Max Unger, hero of THE OWL KEEPER, has always loved the night. He used to be brave, exploring the forest with his gran after dark. But the forest is dangerous now, his gran is gone, and Max is alone and afraid. He misses Gran's stories about the silver owls and the world before the Great Destruction. And Max has a secret - one that he doesn't dare tell.
Writing THE OWL KEEPER was full of surprises. Like Max, I was an only child too. And I loved the night! As I wrote down the story, I watched Maxs life turn on its head after he meets a mysterious girl. Artemis Rose Eccles challenges everything Max believes to be true.
If you enjoy impossible quests and underdog heroes, this book is for you.

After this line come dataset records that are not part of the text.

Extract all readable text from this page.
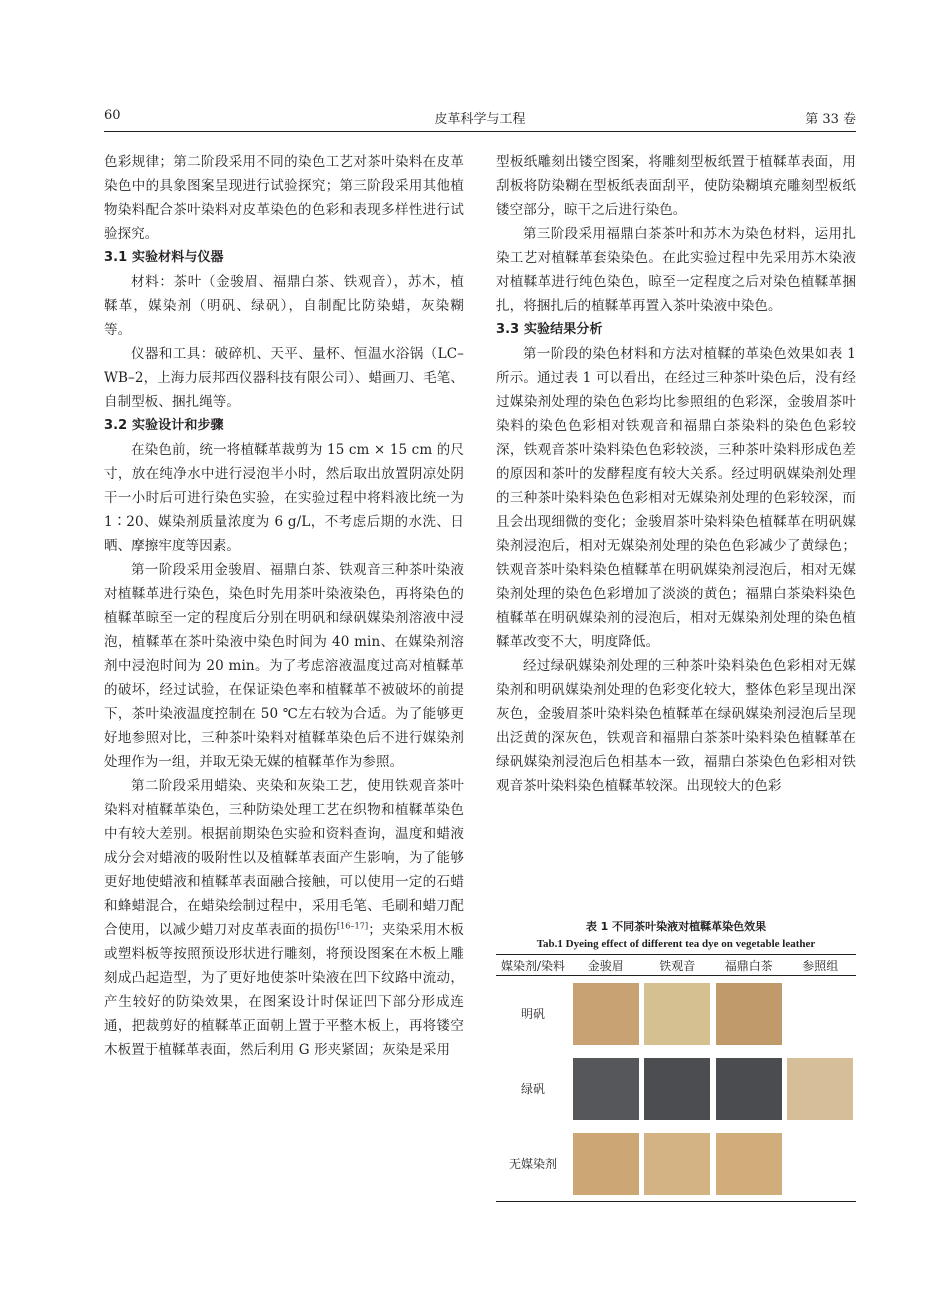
60	皮革科学与工程	第 33 卷

色彩规律；第二阶段采用不同的染色工艺对茶叶染料在皮革染色中的具象图案呈现进行试验探究；第三阶段采用其他植物染料配合茶叶染料对皮革染色的色彩和表现多样性进行试验探究。

3.1 实验材料与仪器

材料：茶叶（金骏眉、福鼎白茶、铁观音），苏木，植鞣革，媒染剂（明矾、绿矾），自制配比防染蜡，灰染糊等。

仪器和工具：破碎机、天平、量杯、恒温水浴锅（LC–WB–2，上海力辰邦西仪器科技有限公司）、蜡画刀、毛笔、自制型板、捆扎绳等。

3.2 实验设计和步骤

在染色前，统一将植鞣革裁剪为 15 cm × 15 cm 的尺寸，放在纯净水中进行浸泡半小时，然后取出放置阴凉处阴干一小时后可进行染色实验，在实验过程中将料液比统一为 1∶20、媒染剂质量浓度为 6 g/L，不考虑后期的水洗、日晒、摩擦牢度等因素。

第一阶段采用金骏眉、福鼎白茶、铁观音三种茶叶染液对植鞣革进行染色，染色时先用茶叶染液染色，再将染色的植鞣革晾至一定的程度后分别在明矾和绿矾媒染剂溶液中浸泡，植鞣革在茶叶染液中染色时间为 40 min、在媒染剂溶剂中浸泡时间为 20 min。为了考虑溶液温度过高对植鞣革的破坏，经过试验，在保证染色率和植鞣革不被破坏的前提下，茶叶染液温度控制在 50 ℃左右较为合适。为了能够更好地参照对比，三种茶叶染料对植鞣革染色后不进行媒染剂处理作为一组，并取无染无媒的植鞣革作为参照。

第二阶段采用蜡染、夹染和灰染工艺，使用铁观音茶叶染料对植鞣革染色，三种防染处理工艺在织物和植鞣革染色中有较大差别。根据前期染色实验和资料查询，温度和蜡液成分会对蜡液的吸附性以及植鞣革表面产生影响，为了能够更好地使蜡液和植鞣革表面融合接触，可以使用一定的石蜡和蜂蜡混合，在蜡染绘制过程中，采用毛笔、毛刷和蜡刀配合使用，以减少蜡刀对皮革表面的损伤[16–17]；夹染采用木板或塑料板等按照预设形状进行雕刻，将预设图案在木板上雕刻成凸起造型，为了更好地使茶叶染液在凹下纹路中流动，产生较好的防染效果，在图案设计时保证凹下部分形成连通，把裁剪好的植鞣革正面朝上置于平整木板上，再将镂空木板置于植鞣革表面，然后利用 G 形夹紧固；灰染是采用

型板纸雕刻出镂空图案，将雕刻型板纸置于植鞣革表面，用刮板将防染糊在型板纸表面刮平，使防染糊填充雕刻型板纸镂空部分，晾干之后进行染色。

第三阶段采用福鼎白茶茶叶和苏木为染色材料，运用扎染工艺对植鞣革套染染色。在此实验过程中先采用苏木染液对植鞣革进行纯色染色，晾至一定程度之后对染色植鞣革捆扎，将捆扎后的植鞣革再置入茶叶染液中染色。

3.3 实验结果分析

第一阶段的染色材料和方法对植鞣的革染色效果如表 1 所示。通过表 1 可以看出，在经过三种茶叶染色后，没有经过媒染剂处理的染色色彩均比参照组的色彩深，金骏眉茶叶染料的染色色彩相对铁观音和福鼎白茶染料的染色色彩较深，铁观音茶叶染料染色色彩较淡，三种茶叶染料形成色差的原因和茶叶的发酵程度有较大关系。经过明矾媒染剂处理的三种茶叶染料染色色彩相对无媒染剂处理的色彩较深，而且会出现细微的变化；金骏眉茶叶染料染色植鞣革在明矾媒染剂浸泡后，相对无媒染剂处理的染色色彩减少了黄绿色；铁观音茶叶染料染色植鞣革在明矾媒染剂浸泡后，相对无媒染剂处理的染色色彩增加了淡淡的黄色；福鼎白茶染料染色植鞣革在明矾媒染剂的浸泡后，相对无媒染剂处理的染色植鞣革改变不大，明度降低。

经过绿矾媒染剂处理的三种茶叶染料染色色彩相对无媒染剂和明矾媒染剂处理的色彩变化较大，整体色彩呈现出深灰色，金骏眉茶叶染料染色植鞣革在绿矾媒染剂浸泡后呈现出泛黄的深灰色，铁观音和福鼎白茶茶叶染料染色植鞣革在绿矾媒染剂浸泡后色相基本一致，福鼎白茶染色色彩相对铁观音茶叶染料染色植鞣革较深。出现较大的色彩

表 1 不同茶叶染液对植鞣革染色效果
Tab.1 Dyeing effect of different tea dye on vegetable leather
媒染剂/染料	金骏眉	铁观音	福鼎白茶	参照组
明矾	

绿矾	

无媒染剂	
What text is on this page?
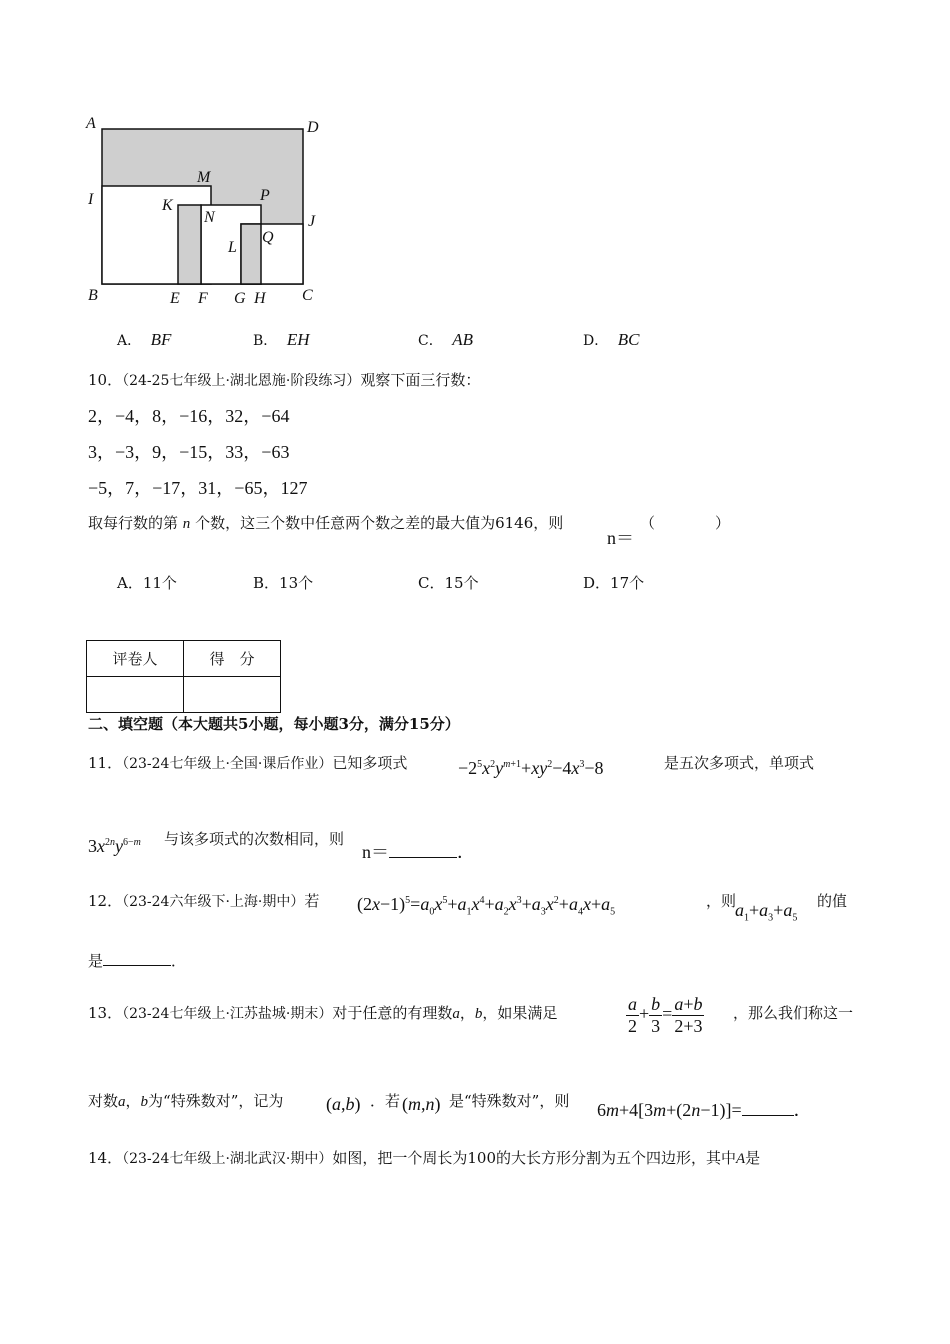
A	D
M
I	K
N
P
J
L
Q
B	E F G H C
A． BF	B． EH	C． AB	D． BC
10．（24-25七年级上·湖北恩施·阶段练习）观察下面三行数：
2，−4，8，−16，32，−64
3，−3，9，−15，33，−63
−5，7，−17，31，−65，127
取每行数的第 n 个数，这三个数中任意两个数之差的最大值为6146，则
n＝
（　　　　）
A．11个	B．13个	C．15个	D．17个
评卷人	得　分

二、填空题（本大题共5小题，每小题3分，满分15分）
11．（23-24七年级上·全国·课后作业）已知多项式	$-2^5x^2y^{m+1}+xy^2-4x^3-8$	是五次多项式，单项式
$3x^{2n}y^{6-m}$ 与该多项式的次数相同，则
n＝	．
12．（23-24六年级下·上海·期中）若 $(2x-1)^5=a_0x^5+a_1x^4+a_2x^3+a_3x^2+a_4x+a_5$
，则
$a_1+a_3+a_5$
的值
是	．
13．（23-24七年级上·江苏盐城·期末）对于任意的有理数a，b，如果满足	$\frac{a}{2} + \frac{b}{3} = \frac{a+b}{2+3}$ ，那么我们称这一
对数a，b为“特殊数对”，记为 (a,b) ．若 (m,n) 是“特殊数对”，则 6m+4[3m+(2n−1)]=	．
14．（23-24七年级上·湖北武汉·期中）如图，把一个周长为100的大长方形分割为五个四边形，其中A是
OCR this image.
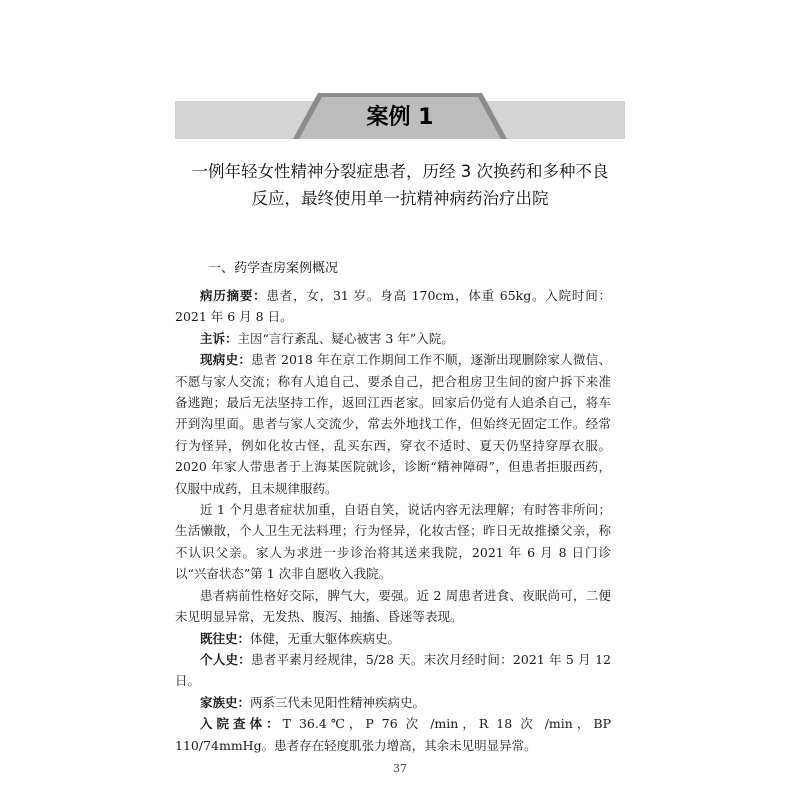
案例 1
一例年轻女性精神分裂症患者，历经 3 次换药和多种不良
反应，最终使用单一抗精神病药治疗出院
一、药学查房案例概况

病历摘要：患者，女，31 岁。身高 170cm，体重 65kg。入院时间：2021 年 6 月 8 日。

主诉：主因“言行紊乱、疑心被害 3 年”入院。

现病史：患者 2018 年在京工作期间工作不顺，逐渐出现删除家人微信、不愿与家人交流；称有人追自己、要杀自己，把合租房卫生间的窗户拆下来准备逃跑；最后无法坚持工作，返回江西老家。回家后仍觉有人追杀自己，将车开到沟里面。患者与家人交流少，常去外地找工作，但始终无固定工作。经常行为怪异，例如化妆古怪，乱买东西，穿衣不适时、夏天仍坚持穿厚衣服。2020 年家人带患者于上海某医院就诊，诊断“精神障碍”，但患者拒服西药，仅服中成药，且未规律服药。

近 1 个月患者症状加重，自语自笑，说话内容无法理解；有时答非所问；生活懒散，个人卫生无法料理；行为怪异，化妆古怪；昨日无故推搡父亲，称不认识父亲。家人为求进一步诊治将其送来我院，2021 年 6 月 8 日门诊以“兴奋状态”第 1 次非自愿收入我院。

患者病前性格好交际，脾气大，要强。近 2 周患者进食、夜眠尚可，二便未见明显异常，无发热、腹泻、抽搐、昏迷等表现。

既往史：体健，无重大躯体疾病史。

个人史：患者平素月经规律，5/28 天。末次月经时间：2021 年 5 月 12 日。

家族史：两系三代未见阳性精神疾病史。

入院查体：T 36.4℃，P 76 次 /min，R 18 次 /min，BP 110/74mmHg。患者存在轻度肌张力增高，其余未见明显异常。

37
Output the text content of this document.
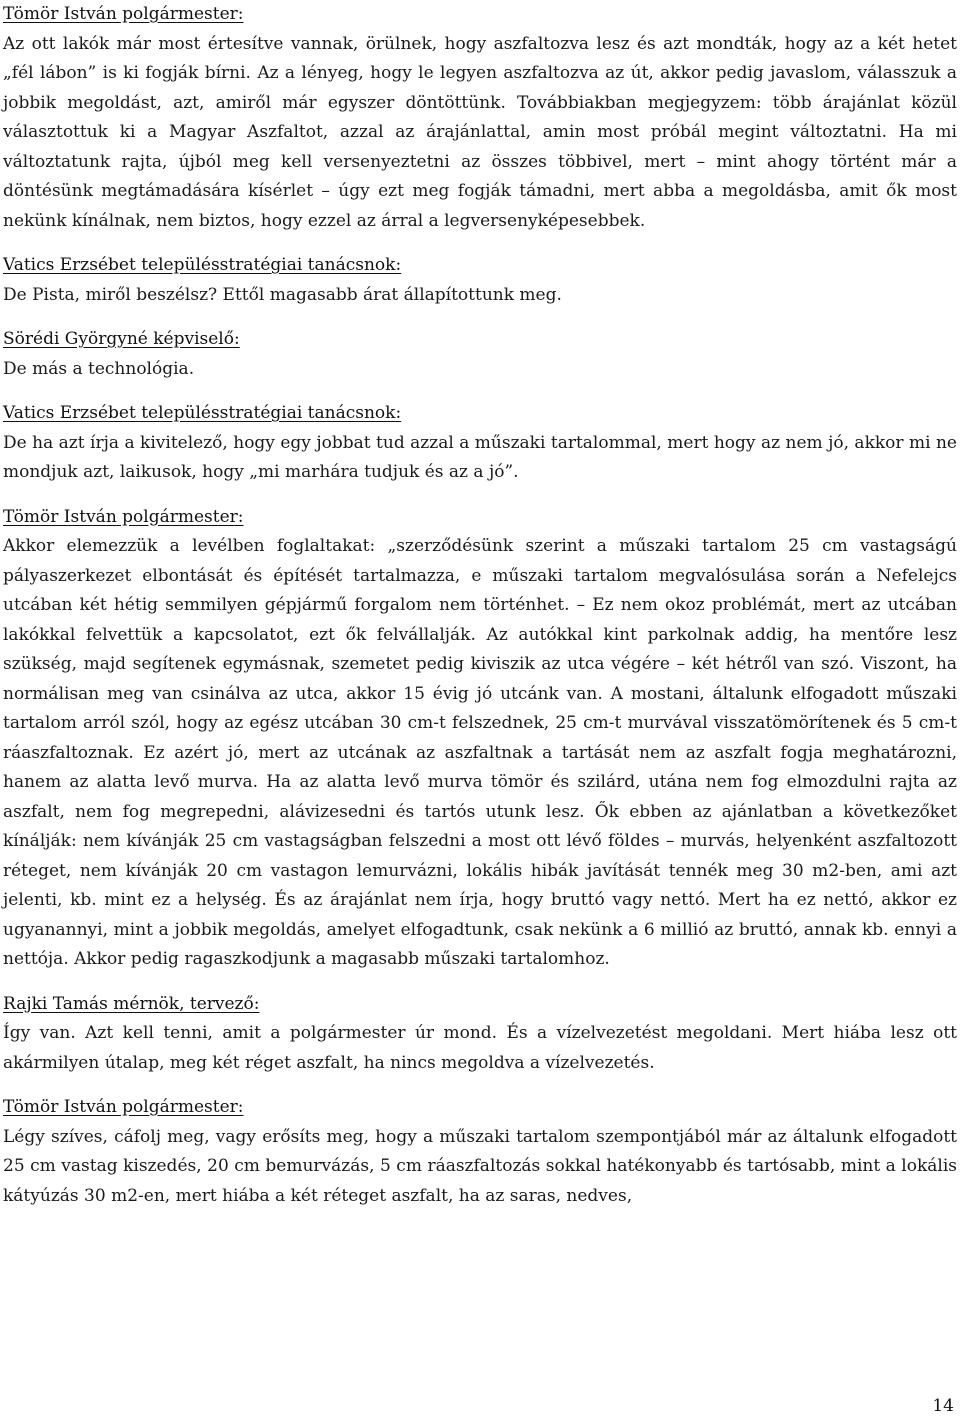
Tömör István polgármester:

Az ott lakók már most értesítve vannak, örülnek, hogy aszfaltozva lesz és azt mondták, hogy az a két hetet „fél lábon” is ki fogják bírni. Az a lényeg, hogy le legyen aszfaltozva az út, akkor pedig javaslom, válasszuk a jobbik megoldást, azt, amiről már egyszer döntöttünk. Továbbiakban megjegyzem: több árajánlat közül választottuk ki a Magyar Aszfaltot, azzal az árajánlattal, amin most próbál megint változtatni. Ha mi változtatunk rajta, újból meg kell versenyeztetni az összes többivel, mert – mint ahogy történt már a döntésünk megtámadására kísérlet – úgy ezt meg fogják támadni, mert abba a megoldásba, amit ők most nekünk kínálnak, nem biztos, hogy ezzel az árral a legversenyképesebbek.

Vatics Erzsébet településstratégiai tanácsnok:

De Pista, miről beszélsz? Ettől magasabb árat állapítottunk meg.

Sörédi Györgyné képviselő:

De más a technológia.

Vatics Erzsébet településstratégiai tanácsnok:

De ha azt írja a kivitelező, hogy egy jobbat tud azzal a műszaki tartalommal, mert hogy az nem jó, akkor mi ne mondjuk azt, laikusok, hogy „mi marhára tudjuk és az a jó”.

Tömör István polgármester:

Akkor elemezzük a levélben foglaltakat: „szerződésünk szerint a műszaki tartalom 25 cm vastagságú pályaszerkezet elbontását és építését tartalmazza, e műszaki tartalom megvalósulása során a Nefelejcs utcában két hétig semmilyen gépjármű forgalom nem történhet. – Ez nem okoz problémát, mert az utcában lakókkal felvettük a kapcsolatot, ezt ők felvállalják. Az autókkal kint parkolnak addig, ha mentőre lesz szükség, majd segítenek egymásnak, szemetet pedig kiviszik az utca végére – két hétről van szó. Viszont, ha normálisan meg van csinálva az utca, akkor 15 évig jó utcánk van. A mostani, általunk elfogadott műszaki tartalom arról szól, hogy az egész utcában 30 cm-t felszednek, 25 cm-t murvával visszatömörítenek és 5 cm-t ráaszfaltoznak. Ez azért jó, mert az utcának az aszfaltnak a tartását nem az aszfalt fogja meghatározni, hanem az alatta levő murva. Ha az alatta levő murva tömör és szilárd, utána nem fog elmozdulni rajta az aszfalt, nem fog megrepedni, alávizesedni és tartós utunk lesz. Ők ebben az ajánlatban a következőket kínálják: nem kívánják 25 cm vastagságban felszedni a most ott lévő földes – murvás, helyenként aszfaltozott réteget, nem kívánják 20 cm vastagon lemurvázni, lokális hibák javítását tennék meg 30 m2-ben, ami azt jelenti, kb. mint ez a helység. És az árajánlat nem írja, hogy bruttó vagy nettó. Mert ha ez nettó, akkor ez ugyanannyi, mint a jobbik megoldás, amelyet elfogadtunk, csak nekünk a 6 millió az bruttó, annak kb. ennyi a nettója. Akkor pedig ragaszkodjunk a magasabb műszaki tartalomhoz.

Rajki Tamás mérnök, tervező:

Így van. Azt kell tenni, amit a polgármester úr mond. És a vízelvezetést megoldani. Mert hiába lesz ott akármilyen útalap, meg két réget aszfalt, ha nincs megoldva a vízelvezetés.

Tömör István polgármester:

Légy szíves, cáfolj meg, vagy erősíts meg, hogy a műszaki tartalom szempontjából már az általunk elfogadott 25 cm vastag kiszedés, 20 cm bemurvázás, 5 cm ráaszfaltozás sokkal hatékonyabb és tartósabb, mint a lokális kátyúzás 30 m2-en, mert hiába a két réteget aszfalt, ha az saras, nedves,

14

When Max first saw the girl that night, standing beneath the owl tree, he thought she was a ghost or a vision, or maybe a comic-book character come to life. It didn't occur to him that she might be real. As far as he knew, nobody real had ever come to the owl tree before.
The girl tilted her head, peering sideways at him. That's no ghost, he told himself, pulling down the flaps of his woolen cap. He shivered, feeling feverish. This field of dry brown grasses was his territory, along with the owl tree that stood in the center. The river below was his too, with its muddy path and view of the forest on the other side. All this belonged to him.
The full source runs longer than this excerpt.